Wird einem Autofahrer erst knapp zwei Jahre nach seinem Verkehrsverstoß die Fahrerlaubnis entzogen, so verstößt dies gegen geltendes Recht. Es sei denn, der Verkehrssünder ist an der so späten Verurteilung selbst schuld.

Darauf hat jetzt noch einmal das Oberlandesgericht Zweibrücken unter Verweis auf die geltende Rechtsprechung des Bundesgerichtshofs hingewiesen (Az. 1 SsBS 24/11).
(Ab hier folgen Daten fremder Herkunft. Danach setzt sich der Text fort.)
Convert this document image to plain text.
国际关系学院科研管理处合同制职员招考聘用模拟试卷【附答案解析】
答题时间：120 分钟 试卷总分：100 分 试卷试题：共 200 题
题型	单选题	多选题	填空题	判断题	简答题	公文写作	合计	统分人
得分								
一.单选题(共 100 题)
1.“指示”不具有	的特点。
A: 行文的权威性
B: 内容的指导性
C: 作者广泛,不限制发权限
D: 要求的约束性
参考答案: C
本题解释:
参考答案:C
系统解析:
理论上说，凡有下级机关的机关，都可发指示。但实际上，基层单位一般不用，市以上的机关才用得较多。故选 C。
Wie die Deutsche Anwaltshotline berichtet, war ein Mann mit seinem Auto November 2009 bei einer Überschreitung der Höchstgeschwindigkeit außerhalb geschlossener Ortschaften um 41 km/h erwischt worden. Der Prozess gegen ihn fand allerdings erst ein Jahr und neun Monate später vor dem zuständigen Amtsgericht Speyer statt, wo er zu einer Geldbuße von 350 Euro und einem einmonatigen Fahrverbot verurteilt wurde.

Letzteres allerdings zu Unrecht, wie die rheinland-pfälzischen Oberlandesrichter jetzt in zweiter Instanz feststellten. Ein Fahrverbot sei ausschließlich als so genannter Denkzettel für nachlässige und leichtsinnige Kraftfahrer vorgesehen, um sie vor einem Rückfall zu warnen und ihnen ein Gefühl für den zeitweiligen Ausschluss von der aktiven Teilnahme am Straßenverkehr zu vermitteln.

Nach der Rechtsprechung des Bundesgerichtshofs ist bei einer Tat, die mindestens ein Jahr und neun Monate zurückliegt, die Anordnung eines Fahrverbots als Warnungs- und Besinnungsstrafe nicht mehr geeignet. Einzige Ausnahme: Die erhebliche Verzögerung zwischen Tat und Bestrafung ist dem Verkehrssünder selbst anzulasten. Anhaltspunkte dafür, dass der betroffene Autofahrer das Verfahren in unlauterer Weise verzögert hat, gab es im nun verhandelten Fall jedoch nicht.